Currently, most investment gains are taxed at either 15% or 20% depending on household income as long as the asset is held longer than one year. Gains on assets held for less than a year are taxed as ordinary income based on your tax bracket.

And so Fink’s plan not only wants to extend the minimum threshold for long-term capital gains taxes by two years, but incentivize even longer holding periods.

Of course, some will note that BlackRock owns significant, long-term stakes in companies as the result of its offering index-related products — for example, BlackRock has to own proportionally as much Apple stock as Apple represents in the S&P 500 based on how much money its S&P 500 index fund holds — and that enticing investors to be long-term oriented will benefit BlackRock as much, if not more than, anyone else in the market.

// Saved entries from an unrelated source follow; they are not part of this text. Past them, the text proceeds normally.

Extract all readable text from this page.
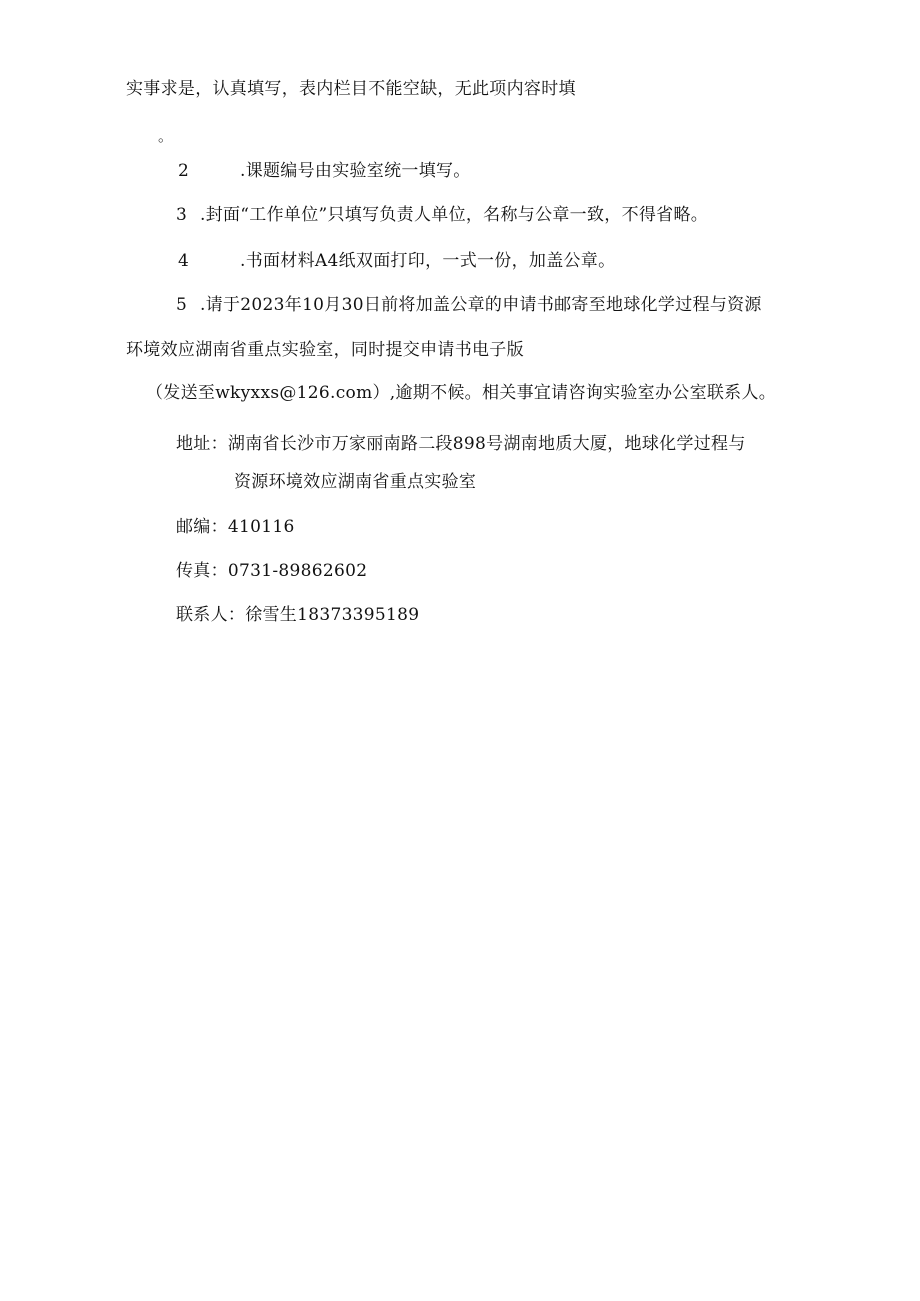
实事求是，认真填写，表内栏目不能空缺，无此项内容时填
。
2	.课题编号由实验室统一填写。
3 .封面“工作单位”只填写负责人单位，名称与公章一致，不得省略。
4	.书面材料A4纸双面打印，一式一份，加盖公章。
5 .请于2023年10月30日前将加盖公章的申请书邮寄至地球化学过程与资源
环境效应湖南省重点实验室，同时提交申请书电子版
（发送至wkyxxs@126.com）,逾期不候。相关事宜请咨询实验室办公室联系人。
地址：湖南省长沙市万家丽南路二段898号湖南地质大厦，地球化学过程与
资源环境效应湖南省重点实验室
邮编：410116
传真：0731-89862602
联系人：徐雪生18373395189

BlackRock is, however, tasked with acting as a fiduciary on behalf of these clients and so, yes, one would expect the firm is going to support proposals from which it will (likely) benefit.

“The private sector alone is not capable of shifting the tide of short-termism afflicting our society,” Fink writes. “We need government policy that supports these goals.”

Scaled rewards for taking long-term views on investing have been implemented by some investment firms already. Formalizing incentives for long-term investment holding periods in the tax code would certainly count as government support in this area.

Repatriated cash should be used for investment

On the topic of repatriating cash held by US companies overseas — an issue more often mentioned by Wall Street types than anyone in the Trump administration — Fink says that any plan to get this money back to the US should be careful to incentivize US-based investment rather than simple return of capital to shareholders.

“If tax reform also includes some form of reduced taxation for repatriation of cash trapped overseas, BlackRock will be looking to companies’ strategic frameworks for an explanation of whether they will bring cash back to the U.S., and if so, how they plan to use it,” Fink writes.

“Will it be used simply for more share buybacks? Or is it a part of a capital plan that appropriately balances returning capital to shareholders with prudently investing for future growth?”

In 2004, a repatriation tax holiday was implemented as part of the Homeland Investment Act of 2004. That same year, S&P 500 buyback executions rose 84%. In 2005, buyback executions were up 58%.

goldman buybacks
goldman buybacks

In other words, companies used this money to repurchase shares, rewarding existing shareholders, rather than make new investments in the US. And this history likely does not encourage Fink, who again this year railed against buybacks.

“Companies have begun to devote greater attention to these issues of long-term sustainability, but despite increased rhetorical commitment, they have continued to engage in buybacks at a furious pace,” Fink writes.

“In fact, for the 12 months ending in the third quarter of 2016, the value of dividends and buybacks by S&P 500 companies exceeded those companies’ operating profit. While we certainly support returning excess capital to shareholders, we believe companies must balance those practices with investment in future growth.

“Companies should engage in buybacks only when they are confident that the return on those buybacks will ultimately exceed the cost of capital and the long-term returns of investing in future growth.”